2. j + e = j (2+0 = 2):
In this clue, we see that the sum of j and e is equal to j itself. The only way this can be true is if e equals 0. So we can conclude that e = 0.
3. g^3 = d (3^2 = 9):
From this clue, we know that g raised to the power of 3 is equal to d. If we look at the available digits between 0 and 9, the only digit whose cube is 9 is 3. Therefore, we can confirm that g = 3 and d = 9.
4. b + 9 = d (6+3 = 9):
In this clue, we have the equation b + 9 = d. We already know that d = 9, so if we substitute 9 for d, we get b + 9 = 9. Subtracting 9 from both sides of the equation, we find b = 0.
5. f - b = c (7-6 = 1):
This clue tells us that the difference between f and b is equal to c. We know that f = 7 and b = 0 (from clue 4). Substituting these values, we get 7 - 0 = 1. Therefore, c = 1.
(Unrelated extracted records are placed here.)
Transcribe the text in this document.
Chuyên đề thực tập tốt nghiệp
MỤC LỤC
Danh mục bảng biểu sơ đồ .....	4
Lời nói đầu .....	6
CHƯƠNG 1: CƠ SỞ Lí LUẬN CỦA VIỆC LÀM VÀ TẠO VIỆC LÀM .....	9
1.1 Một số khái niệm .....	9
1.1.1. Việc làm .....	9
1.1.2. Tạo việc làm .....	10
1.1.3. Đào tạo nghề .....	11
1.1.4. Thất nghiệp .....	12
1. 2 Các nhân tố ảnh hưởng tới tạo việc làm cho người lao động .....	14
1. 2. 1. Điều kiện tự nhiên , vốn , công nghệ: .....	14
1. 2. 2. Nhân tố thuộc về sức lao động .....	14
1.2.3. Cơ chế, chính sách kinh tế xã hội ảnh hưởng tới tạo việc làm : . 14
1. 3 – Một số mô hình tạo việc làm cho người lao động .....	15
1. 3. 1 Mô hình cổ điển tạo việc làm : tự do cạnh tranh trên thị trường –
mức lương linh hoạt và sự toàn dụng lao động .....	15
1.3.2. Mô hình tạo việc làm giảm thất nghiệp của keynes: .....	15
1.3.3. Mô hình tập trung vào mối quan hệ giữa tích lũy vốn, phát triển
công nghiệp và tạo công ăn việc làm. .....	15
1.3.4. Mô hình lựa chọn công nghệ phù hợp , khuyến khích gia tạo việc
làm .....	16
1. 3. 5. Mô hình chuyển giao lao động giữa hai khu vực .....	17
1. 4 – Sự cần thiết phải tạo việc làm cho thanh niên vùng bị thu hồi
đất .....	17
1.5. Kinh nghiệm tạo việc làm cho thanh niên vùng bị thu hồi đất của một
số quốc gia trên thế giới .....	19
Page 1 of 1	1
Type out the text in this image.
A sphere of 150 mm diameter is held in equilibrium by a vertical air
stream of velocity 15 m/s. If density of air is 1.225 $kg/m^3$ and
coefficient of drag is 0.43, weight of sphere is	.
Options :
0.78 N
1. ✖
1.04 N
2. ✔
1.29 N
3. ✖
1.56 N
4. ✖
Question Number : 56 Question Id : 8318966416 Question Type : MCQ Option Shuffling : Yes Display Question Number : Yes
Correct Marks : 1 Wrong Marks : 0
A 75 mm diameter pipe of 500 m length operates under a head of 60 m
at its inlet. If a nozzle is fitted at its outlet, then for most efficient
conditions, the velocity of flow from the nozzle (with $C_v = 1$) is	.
6. i + h = a, where h > a (2/4 = 8):
According to this clue, we have i + h = a, and h is greater than a. Looking at the available digits, the only digit greater than 2 is 4. Therefore, we can conclude that i = 4 and a = 8.
7. a x c = a (8 x 1 = 8):
Based on this clue, we need to find a digit c such that when multiplied by a (which we know is 8), the result is still 8. The only possible digit that satisfies this condition is 1. Thus, we can confirm that c = 1.
Summarizing the answers we found:
a = 8
b = 0
c = 1
d = 9
e = 0
f = 7
g = 3
h = 2
i = 4
j = 2
I hope this explanation clarifies the solution for you. Feel free to ask if you have any further questions!